Prompt Library Approaches Compared
The right tool depends on your scale, team size, and how much governance you actually need. Here is how the main approaches stack up:
Midjourney Prompt Library: Tool Comparison
| Capability | Notion DB | Public Prompt Sites | Spreadsheets | DAM System |
|---|---|---|---|---|
| Text prompt storage | ✅ Native | ✅ Community | ✅ Native | ✅ Via metadata |
| Visual output preview | ⚠️ Manual upload | ✅ Included | ❌ Not practical | ✅ Automatic |
| Prompt–output linking | ❌ Manual | ❌ Not yours | ❌ Manual | ✅ Embedded metadata |
| Parameter search | ❌ Free text only | ⚠️ Basic tags | ⚠️ Manual columns | ✅ Parsed fields |
| Version lineage | ❌ Flat rows | ❌ No tracking | ❌ Flat rows | ✅ Tree structure |
| Deduplication | ❌ None | ❌ N/A | ❌ None | ✅ Hash-based |
| Team access control | ⚠️ Page-level | ❌ Public | ⚠️ File-level | ✅ Role-based |
| Best for | Solo / small team | Research & inspiration | Quick logging | Teams & client work |
No single tool is universally best. Notion is genuinely good for a solo creator with fewer than a hundred prompts. Public prompt sites are excellent for research and learning. Spreadsheets are fast to set up and easy to share. The question is whether your needs have grown past what these tools were designed to handle.
When to Move Beyond Notion
You do not need to switch tools preemptively. Notion is fine until it is not. Here are the signals that you have outgrown a text-based prompt library:
- You spend more time searching for prompts than writing them.
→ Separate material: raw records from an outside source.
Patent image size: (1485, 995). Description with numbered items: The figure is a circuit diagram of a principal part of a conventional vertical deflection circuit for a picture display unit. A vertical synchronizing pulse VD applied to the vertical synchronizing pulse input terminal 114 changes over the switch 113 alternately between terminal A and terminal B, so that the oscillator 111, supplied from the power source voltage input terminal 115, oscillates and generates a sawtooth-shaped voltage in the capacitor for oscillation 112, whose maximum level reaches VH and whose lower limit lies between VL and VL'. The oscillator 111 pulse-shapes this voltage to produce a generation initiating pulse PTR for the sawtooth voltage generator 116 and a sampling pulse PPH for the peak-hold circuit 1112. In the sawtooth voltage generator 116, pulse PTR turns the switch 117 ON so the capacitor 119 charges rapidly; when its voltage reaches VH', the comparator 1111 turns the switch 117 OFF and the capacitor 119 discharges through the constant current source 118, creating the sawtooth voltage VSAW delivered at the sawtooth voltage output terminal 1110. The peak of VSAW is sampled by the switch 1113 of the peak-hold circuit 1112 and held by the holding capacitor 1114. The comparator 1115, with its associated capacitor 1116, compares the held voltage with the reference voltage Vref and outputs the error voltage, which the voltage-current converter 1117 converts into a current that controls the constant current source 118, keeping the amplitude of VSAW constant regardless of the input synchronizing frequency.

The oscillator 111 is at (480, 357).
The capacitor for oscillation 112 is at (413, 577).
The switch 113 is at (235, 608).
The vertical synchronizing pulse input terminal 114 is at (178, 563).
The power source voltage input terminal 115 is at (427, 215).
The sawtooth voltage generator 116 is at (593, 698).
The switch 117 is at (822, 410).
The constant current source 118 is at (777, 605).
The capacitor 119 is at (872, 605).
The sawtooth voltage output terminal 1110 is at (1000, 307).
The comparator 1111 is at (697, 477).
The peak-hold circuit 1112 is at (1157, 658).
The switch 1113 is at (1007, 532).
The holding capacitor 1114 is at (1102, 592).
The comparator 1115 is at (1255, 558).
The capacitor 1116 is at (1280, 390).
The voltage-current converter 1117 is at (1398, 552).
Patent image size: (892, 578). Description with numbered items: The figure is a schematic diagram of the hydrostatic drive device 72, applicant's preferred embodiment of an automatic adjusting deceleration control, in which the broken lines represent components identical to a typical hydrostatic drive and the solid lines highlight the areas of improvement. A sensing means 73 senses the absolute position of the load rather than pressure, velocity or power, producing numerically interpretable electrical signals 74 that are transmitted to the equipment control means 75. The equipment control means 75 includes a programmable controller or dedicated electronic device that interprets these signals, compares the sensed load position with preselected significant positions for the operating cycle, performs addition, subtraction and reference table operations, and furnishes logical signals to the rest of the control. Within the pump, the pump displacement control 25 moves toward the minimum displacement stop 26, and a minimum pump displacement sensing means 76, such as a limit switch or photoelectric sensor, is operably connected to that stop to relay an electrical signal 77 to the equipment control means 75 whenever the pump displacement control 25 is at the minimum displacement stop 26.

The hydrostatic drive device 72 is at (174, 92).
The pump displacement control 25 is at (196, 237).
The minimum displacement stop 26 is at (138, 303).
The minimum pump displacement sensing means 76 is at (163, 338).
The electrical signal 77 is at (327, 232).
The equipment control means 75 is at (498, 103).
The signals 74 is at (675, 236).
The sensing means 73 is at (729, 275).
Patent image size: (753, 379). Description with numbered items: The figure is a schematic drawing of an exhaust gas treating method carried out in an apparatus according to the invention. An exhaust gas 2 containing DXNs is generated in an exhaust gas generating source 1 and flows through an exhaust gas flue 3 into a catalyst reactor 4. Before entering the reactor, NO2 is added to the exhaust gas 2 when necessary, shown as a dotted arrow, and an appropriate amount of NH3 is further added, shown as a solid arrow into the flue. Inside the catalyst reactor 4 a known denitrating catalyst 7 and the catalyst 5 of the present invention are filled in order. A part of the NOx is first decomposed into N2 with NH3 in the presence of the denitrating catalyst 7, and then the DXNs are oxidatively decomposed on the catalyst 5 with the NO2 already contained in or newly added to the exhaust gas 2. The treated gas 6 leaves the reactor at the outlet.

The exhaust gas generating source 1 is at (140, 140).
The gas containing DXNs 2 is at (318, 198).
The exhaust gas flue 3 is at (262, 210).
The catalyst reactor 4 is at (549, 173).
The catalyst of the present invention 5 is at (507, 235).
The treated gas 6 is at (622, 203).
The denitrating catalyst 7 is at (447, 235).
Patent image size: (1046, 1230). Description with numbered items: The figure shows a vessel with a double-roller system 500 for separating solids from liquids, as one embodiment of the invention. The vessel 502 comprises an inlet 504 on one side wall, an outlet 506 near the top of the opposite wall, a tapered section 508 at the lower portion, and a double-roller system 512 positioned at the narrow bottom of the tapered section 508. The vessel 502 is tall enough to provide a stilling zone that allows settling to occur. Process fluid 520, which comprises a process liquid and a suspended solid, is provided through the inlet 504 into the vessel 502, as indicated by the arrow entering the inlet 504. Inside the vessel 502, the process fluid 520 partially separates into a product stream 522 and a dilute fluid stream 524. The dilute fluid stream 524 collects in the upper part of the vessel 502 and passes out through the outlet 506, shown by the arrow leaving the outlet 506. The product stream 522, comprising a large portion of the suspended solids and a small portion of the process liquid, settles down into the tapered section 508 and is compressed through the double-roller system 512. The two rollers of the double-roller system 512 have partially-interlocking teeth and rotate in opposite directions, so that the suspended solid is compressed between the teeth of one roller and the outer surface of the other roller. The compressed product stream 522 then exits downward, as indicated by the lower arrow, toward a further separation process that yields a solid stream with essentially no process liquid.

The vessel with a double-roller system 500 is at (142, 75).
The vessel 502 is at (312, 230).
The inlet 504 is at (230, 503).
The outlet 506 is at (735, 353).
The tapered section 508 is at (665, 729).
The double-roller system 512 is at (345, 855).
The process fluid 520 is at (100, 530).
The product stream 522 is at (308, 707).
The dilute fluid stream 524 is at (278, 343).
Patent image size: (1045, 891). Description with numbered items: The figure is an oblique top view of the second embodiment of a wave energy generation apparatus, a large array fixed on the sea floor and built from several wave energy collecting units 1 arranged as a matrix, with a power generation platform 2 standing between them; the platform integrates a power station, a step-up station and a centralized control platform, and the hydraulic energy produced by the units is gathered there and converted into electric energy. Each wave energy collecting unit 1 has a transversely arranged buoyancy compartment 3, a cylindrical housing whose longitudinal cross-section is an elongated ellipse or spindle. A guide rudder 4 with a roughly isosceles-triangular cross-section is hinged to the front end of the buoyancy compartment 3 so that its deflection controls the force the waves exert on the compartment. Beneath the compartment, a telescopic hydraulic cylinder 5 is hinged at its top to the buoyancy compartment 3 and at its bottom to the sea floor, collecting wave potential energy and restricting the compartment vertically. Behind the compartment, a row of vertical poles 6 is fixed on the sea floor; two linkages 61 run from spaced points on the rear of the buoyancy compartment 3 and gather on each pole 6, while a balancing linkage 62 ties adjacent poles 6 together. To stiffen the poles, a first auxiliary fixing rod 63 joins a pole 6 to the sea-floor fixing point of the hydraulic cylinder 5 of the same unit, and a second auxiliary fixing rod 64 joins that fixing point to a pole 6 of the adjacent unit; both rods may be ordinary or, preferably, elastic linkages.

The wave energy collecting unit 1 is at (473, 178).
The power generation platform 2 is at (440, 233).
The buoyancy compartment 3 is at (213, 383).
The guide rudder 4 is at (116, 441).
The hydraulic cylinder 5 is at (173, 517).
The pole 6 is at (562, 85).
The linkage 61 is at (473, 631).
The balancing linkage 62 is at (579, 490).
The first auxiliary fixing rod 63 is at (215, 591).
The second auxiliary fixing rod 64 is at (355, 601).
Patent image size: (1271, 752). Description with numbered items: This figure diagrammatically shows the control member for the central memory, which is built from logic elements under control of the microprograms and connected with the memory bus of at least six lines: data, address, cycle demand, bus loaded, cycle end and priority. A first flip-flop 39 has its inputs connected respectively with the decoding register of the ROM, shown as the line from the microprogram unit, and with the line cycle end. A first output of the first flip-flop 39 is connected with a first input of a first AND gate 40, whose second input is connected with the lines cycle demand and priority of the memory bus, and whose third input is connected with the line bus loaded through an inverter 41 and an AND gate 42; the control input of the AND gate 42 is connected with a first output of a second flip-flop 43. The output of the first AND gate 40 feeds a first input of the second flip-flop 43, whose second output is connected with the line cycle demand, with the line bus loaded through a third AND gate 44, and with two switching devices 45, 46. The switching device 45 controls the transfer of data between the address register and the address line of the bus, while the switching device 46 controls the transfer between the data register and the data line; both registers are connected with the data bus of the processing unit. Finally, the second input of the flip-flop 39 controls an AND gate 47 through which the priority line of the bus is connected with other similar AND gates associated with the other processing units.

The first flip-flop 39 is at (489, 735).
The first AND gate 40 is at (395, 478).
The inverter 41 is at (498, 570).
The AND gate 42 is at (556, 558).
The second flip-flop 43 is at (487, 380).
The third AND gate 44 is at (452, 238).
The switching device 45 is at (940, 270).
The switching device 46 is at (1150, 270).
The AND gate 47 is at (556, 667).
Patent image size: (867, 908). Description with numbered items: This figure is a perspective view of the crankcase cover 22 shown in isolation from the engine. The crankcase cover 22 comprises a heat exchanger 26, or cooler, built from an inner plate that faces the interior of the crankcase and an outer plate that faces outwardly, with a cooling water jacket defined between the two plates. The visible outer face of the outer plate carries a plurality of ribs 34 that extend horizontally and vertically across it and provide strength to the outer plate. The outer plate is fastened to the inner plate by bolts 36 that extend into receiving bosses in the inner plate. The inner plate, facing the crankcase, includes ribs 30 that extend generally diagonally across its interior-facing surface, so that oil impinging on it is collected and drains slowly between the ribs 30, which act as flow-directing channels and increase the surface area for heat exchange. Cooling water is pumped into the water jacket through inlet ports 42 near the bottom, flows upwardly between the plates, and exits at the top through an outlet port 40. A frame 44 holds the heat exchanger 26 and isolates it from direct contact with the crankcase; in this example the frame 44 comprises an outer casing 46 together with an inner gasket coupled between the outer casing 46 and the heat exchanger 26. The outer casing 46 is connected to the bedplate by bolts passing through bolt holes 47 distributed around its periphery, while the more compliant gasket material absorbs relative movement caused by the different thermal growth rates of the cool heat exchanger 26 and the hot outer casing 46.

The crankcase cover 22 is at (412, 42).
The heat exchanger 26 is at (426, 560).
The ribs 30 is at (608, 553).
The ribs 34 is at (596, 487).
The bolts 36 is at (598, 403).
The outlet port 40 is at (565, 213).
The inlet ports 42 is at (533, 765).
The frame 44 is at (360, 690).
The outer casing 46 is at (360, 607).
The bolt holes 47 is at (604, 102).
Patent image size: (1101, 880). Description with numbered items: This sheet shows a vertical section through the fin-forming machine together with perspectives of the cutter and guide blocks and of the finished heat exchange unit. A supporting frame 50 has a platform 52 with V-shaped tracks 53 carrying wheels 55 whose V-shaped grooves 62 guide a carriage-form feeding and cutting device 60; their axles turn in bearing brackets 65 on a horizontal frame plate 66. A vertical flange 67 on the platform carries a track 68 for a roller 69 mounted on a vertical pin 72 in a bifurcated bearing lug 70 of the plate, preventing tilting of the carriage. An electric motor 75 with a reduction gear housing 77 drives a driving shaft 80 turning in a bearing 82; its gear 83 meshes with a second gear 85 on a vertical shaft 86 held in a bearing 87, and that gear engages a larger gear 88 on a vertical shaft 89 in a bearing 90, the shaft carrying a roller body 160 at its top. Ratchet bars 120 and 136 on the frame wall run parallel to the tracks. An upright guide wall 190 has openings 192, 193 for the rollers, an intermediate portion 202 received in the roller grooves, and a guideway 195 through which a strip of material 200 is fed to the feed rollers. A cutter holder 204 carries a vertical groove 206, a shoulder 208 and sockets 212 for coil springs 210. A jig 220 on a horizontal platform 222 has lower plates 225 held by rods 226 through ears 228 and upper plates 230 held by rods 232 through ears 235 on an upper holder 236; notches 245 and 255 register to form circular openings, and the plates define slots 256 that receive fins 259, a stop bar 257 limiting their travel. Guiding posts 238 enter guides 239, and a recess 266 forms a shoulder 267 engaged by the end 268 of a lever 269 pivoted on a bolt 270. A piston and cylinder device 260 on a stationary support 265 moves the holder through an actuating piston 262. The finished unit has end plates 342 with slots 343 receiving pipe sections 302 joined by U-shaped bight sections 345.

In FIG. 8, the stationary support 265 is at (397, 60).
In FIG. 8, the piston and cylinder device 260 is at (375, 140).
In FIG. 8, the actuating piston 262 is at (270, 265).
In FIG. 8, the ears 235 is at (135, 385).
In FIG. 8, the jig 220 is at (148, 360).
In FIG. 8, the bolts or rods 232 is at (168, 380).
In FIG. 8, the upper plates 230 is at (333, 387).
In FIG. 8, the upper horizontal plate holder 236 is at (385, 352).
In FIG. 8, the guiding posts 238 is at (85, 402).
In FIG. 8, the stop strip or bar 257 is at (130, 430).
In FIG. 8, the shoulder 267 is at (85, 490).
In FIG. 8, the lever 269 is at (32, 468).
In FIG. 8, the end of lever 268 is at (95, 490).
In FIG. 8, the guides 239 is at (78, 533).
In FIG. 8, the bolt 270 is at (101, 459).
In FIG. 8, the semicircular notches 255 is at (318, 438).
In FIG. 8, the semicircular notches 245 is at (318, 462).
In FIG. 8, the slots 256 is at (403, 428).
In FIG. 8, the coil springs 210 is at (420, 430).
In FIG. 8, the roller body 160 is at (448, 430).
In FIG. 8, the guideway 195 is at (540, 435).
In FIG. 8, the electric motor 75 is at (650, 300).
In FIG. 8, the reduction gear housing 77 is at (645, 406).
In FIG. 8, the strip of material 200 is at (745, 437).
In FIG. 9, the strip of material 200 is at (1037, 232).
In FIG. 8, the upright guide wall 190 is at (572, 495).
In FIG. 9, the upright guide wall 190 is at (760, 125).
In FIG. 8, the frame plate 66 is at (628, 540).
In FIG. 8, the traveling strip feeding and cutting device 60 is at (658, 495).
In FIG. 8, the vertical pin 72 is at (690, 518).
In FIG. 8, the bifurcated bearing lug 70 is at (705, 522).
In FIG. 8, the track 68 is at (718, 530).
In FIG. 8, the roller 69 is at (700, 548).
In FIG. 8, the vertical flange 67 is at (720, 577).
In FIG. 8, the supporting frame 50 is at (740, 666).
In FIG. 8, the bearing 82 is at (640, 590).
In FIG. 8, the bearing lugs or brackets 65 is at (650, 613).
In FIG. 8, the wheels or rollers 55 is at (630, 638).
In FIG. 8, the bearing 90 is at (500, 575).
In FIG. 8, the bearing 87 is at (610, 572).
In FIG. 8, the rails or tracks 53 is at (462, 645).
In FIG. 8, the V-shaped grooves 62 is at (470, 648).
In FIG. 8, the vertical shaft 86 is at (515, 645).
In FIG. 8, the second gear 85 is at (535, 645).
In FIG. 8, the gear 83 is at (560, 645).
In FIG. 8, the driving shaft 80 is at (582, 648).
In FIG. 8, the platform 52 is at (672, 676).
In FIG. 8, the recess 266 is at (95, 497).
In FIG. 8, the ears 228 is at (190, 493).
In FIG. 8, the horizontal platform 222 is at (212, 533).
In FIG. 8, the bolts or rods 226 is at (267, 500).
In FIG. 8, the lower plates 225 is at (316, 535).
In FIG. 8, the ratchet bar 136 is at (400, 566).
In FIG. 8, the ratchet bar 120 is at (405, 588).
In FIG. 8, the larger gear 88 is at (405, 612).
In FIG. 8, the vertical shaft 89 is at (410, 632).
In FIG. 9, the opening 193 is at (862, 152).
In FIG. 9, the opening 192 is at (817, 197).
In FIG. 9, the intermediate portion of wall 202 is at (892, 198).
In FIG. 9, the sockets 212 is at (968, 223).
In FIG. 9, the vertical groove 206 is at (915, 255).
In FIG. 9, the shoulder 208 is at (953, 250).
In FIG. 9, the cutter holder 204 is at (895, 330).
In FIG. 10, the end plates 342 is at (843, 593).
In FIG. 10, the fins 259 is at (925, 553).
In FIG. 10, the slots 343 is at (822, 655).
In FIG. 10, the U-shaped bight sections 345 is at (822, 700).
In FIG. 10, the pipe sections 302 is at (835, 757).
This means your library is too large for text search and tags to be effective.
- You need to answer “which prompt made this?” regularly. If the prompt and the image live in different systems, this question takes minutes instead of seconds.
- Multiple team members are contributing prompts and you are finding duplicates, inconsistencies, or conflicting versions.
- Clients ask for provenance—which prompt, parameters, and iteration path produced a specific deliverable. Reconstructing this from memory and chat logs is not a scalable answer.
- You want to search by parameter values (all images at
--ar 16:9, everything with--stylizeabove 400) rather than full-text keywords.
If two or more of these apply, a purpose-built system will save you more time than it costs. Understanding what metadata survives export is the first step toward building a prompt library that does not depend on manual data entry.
The best prompt library is the one you never have to maintain manually. If your prompts travel with your images as metadata, the library builds itself every time you import a batch.
- Notion databases work well for solo creators with fewer than a hundred prompts — do not switch prematurely
- Public prompt libraries are research tools, not workflow tools — use them for inspiration, not governance
- The critical gap in text-based libraries is prompt-to-output linking: seeing what a prompt actually produced
- Midjourney embeds the full prompt in the Description metadata field of every downloaded image — any system that reads this metadata already has your prompt library built in
- Version lineage (prompt → variation → upscale → remix) is what separates a governed library from a flat list
- Move to a purpose-built system when you spend more time searching for prompts than writing them, or when clients ask for provenance you cannot quickly provide
The Prompt Library You Don't Have to Maintain
The prompt library problem is not really a tooling problem. It is a data model problem. Text-based tools store prompts as strings. Image-centric tools store prompts as metadata attached to visual assets. The first approach creates a database you have to manually maintain alongside your image files. The second approach keeps the prompt and the output together by default.
Neither approach is wrong. But if you have ever spent twenty minutes trying to figure out which prompt produced a particular image, or if your team has ever shipped work using the wrong version of a prompt, you already know which approach scales.